Dose-Response Data from Phase 2 Trials

Weight loss at 48 weeks:

• 1 mg weekly: -8.7% body weight 2
• 4 mg weekly (2 mg start): -17.1% body weight 2
• 8 mg weekly (2 mg start): -22.8% body weight 2
• 12 mg weekly (2 mg start): -24.2% body weight 2

For type 2 diabetes, HbA1c reduction at 24 weeks:

• 4 mg weekly (2 mg start): -1.39% 1
• 8 mg weekly (2 mg start): -1.99% 1
• 12 mg weekly (2 mg start): -2.02% 1

Why Lower Starting Doses Matter

The 2 mg starting dose versus 4 mg starting dose reduced gastrointestinal side effects (nausea, diarrhea, vomiting) from 50% to 13-35% of participants while achieving equivalent long-term efficacy 1, 2. This dose-dependent tolerability profile is the only evidence supporting gradual escalation.

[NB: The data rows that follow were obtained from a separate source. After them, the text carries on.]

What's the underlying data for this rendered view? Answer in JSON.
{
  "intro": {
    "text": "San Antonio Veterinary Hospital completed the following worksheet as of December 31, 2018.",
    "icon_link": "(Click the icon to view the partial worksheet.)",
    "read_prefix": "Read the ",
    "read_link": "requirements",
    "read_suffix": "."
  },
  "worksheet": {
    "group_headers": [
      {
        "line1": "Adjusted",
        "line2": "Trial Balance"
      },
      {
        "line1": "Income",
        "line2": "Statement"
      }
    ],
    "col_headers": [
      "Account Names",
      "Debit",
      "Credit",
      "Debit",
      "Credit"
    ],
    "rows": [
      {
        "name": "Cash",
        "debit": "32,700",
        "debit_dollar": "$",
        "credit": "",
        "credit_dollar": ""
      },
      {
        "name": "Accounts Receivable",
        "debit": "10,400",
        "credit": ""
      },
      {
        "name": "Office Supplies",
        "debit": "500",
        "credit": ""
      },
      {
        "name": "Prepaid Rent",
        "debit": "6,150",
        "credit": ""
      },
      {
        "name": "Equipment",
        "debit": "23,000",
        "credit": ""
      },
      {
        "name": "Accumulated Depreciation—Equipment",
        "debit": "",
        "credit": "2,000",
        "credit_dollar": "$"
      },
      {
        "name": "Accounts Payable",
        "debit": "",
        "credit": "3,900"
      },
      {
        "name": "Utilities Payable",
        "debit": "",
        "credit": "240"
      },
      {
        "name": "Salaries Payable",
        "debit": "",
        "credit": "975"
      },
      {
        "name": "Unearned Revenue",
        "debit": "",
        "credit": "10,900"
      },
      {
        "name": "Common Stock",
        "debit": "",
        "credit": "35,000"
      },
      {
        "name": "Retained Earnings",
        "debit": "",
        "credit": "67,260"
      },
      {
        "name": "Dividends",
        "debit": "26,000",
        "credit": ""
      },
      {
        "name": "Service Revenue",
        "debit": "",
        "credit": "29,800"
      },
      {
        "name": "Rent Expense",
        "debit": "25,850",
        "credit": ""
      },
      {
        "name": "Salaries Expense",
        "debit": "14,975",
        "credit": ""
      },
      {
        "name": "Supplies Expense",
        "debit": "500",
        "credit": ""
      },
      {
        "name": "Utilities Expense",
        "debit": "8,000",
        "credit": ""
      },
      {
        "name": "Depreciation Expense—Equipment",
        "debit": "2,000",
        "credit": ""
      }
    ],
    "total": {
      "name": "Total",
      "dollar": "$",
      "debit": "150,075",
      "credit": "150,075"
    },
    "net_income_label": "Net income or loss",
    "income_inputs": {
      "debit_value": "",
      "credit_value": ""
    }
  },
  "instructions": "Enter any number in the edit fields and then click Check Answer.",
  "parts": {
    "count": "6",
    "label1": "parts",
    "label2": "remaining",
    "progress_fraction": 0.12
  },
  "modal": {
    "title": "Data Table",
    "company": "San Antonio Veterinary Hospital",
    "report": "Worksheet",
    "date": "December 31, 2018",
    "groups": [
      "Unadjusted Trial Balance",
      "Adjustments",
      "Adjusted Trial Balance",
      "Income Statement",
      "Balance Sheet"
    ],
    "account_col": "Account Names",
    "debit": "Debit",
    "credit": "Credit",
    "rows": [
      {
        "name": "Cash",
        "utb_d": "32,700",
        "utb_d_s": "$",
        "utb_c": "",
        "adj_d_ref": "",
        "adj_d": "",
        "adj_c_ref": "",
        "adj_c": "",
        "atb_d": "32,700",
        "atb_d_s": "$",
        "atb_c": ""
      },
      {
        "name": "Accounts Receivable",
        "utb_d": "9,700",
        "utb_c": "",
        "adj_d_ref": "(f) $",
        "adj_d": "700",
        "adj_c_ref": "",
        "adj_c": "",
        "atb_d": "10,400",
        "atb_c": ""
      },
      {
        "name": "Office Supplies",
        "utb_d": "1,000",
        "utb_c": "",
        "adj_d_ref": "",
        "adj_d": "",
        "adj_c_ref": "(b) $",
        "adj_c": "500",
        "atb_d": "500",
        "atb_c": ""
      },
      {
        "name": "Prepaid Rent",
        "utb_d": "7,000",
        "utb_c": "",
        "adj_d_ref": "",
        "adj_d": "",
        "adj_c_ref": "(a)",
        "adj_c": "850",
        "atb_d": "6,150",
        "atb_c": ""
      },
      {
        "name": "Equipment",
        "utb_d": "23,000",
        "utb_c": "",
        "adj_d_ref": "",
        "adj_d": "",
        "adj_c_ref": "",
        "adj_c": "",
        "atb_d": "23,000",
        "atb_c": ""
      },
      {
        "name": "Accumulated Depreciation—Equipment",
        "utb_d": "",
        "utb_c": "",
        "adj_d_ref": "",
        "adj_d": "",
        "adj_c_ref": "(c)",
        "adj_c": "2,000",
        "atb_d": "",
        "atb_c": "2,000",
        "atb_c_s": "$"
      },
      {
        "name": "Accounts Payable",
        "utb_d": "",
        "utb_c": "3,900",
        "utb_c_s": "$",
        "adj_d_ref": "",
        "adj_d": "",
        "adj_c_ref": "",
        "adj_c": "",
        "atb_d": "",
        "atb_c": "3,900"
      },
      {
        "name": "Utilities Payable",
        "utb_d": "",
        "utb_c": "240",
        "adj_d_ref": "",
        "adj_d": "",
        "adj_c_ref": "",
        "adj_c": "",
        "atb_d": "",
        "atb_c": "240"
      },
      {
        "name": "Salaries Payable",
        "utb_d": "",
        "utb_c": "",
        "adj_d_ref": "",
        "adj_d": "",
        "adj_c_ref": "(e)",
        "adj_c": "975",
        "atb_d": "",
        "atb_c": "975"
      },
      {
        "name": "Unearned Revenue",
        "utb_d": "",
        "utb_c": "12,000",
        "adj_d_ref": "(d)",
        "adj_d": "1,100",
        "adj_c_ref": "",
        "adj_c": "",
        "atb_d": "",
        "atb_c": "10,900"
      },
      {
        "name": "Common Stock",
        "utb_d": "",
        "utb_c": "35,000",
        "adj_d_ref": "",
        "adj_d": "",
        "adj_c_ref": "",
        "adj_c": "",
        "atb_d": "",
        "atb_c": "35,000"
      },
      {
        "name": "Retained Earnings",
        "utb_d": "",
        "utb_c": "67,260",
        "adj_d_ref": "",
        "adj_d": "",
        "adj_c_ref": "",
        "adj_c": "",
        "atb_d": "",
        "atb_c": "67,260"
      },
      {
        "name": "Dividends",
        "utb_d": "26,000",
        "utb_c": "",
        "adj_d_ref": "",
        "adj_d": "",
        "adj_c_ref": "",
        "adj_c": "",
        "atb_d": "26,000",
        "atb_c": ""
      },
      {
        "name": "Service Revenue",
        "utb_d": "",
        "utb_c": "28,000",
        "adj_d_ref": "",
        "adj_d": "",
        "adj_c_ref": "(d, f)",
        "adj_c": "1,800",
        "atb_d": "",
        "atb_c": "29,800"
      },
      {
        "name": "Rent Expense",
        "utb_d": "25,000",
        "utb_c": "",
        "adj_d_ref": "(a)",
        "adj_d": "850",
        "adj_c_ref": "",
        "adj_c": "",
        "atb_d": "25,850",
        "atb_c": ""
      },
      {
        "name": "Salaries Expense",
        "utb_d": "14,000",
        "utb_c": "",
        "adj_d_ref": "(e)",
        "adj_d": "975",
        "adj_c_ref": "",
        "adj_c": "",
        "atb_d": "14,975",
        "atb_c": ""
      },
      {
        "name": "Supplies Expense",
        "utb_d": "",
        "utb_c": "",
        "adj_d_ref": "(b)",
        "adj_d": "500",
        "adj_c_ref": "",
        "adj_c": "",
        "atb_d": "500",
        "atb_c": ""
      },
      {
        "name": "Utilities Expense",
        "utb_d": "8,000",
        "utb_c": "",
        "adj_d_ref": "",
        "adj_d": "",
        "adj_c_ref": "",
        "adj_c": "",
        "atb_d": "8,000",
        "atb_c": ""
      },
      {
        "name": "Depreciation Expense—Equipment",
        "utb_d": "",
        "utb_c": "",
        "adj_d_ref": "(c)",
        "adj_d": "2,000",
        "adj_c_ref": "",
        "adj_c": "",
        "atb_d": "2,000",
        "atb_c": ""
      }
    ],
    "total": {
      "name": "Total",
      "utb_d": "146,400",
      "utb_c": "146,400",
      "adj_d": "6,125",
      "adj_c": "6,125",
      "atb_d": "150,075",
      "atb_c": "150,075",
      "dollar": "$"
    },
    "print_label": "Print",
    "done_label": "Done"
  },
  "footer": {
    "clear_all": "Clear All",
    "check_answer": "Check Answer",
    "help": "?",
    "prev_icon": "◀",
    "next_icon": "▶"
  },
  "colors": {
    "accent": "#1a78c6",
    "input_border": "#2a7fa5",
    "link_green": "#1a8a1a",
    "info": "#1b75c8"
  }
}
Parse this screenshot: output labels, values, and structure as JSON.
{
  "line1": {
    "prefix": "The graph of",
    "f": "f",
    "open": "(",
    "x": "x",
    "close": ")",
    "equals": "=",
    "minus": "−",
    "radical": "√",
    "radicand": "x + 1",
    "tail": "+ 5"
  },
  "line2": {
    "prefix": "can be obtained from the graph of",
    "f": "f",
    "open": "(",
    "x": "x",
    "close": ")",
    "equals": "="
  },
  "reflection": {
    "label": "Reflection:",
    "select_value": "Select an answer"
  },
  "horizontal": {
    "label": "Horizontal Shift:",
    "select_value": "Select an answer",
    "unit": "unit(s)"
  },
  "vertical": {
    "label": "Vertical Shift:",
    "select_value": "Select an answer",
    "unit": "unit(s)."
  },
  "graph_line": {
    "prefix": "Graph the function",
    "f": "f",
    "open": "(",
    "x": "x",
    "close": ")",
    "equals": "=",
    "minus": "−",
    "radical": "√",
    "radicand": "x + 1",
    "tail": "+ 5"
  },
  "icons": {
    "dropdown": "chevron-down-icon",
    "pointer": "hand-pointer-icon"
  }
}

Safety Monitoring Requirements

• Gastrointestinal adverse events (nausea, diarrhea, vomiting, constipation) occur in 35% of patients and are dose-related but mostly mild-to-moderate 1
• Heart rate increases of up to 6.7 beats/minute peak at 24 weeks then decline; this may offset cardiovascular benefits of weight loss 3, 2
• No severe hypoglycemia or deaths occurred in phase 2 trials 1

Critical Pitfall to Avoid

Do not attempt dosing below 1 mg weekly or use non-standard "micro-dosing" protocols—there is zero clinical evidence for efficacy or safety below the 1 mg dose tested in trials 1, 2. The 1 mg dose itself showed minimal efficacy (-8.7% weight loss at 48 weeks) compared to higher doses 2.

Practical Algorithm

1. Start at 2 mg subcutaneously once weekly for the first 4 weeks 1, 2
2. Increase to 4 mg weekly at week 5 if tolerated 1, 2
3. Increase to 8 mg weekly at week 9 if additional efficacy needed and tolerated 1, 2
4. Increase to 12 mg weekly at week 13 for maximum weight loss if tolerated 1, 2
5. Maintain at the highest tolerated dose for ongoing treatment 1, 2

If gastrointestinal side effects are intolerable, remain at current dose for an additional 4 weeks before attempting escalation 1, 2.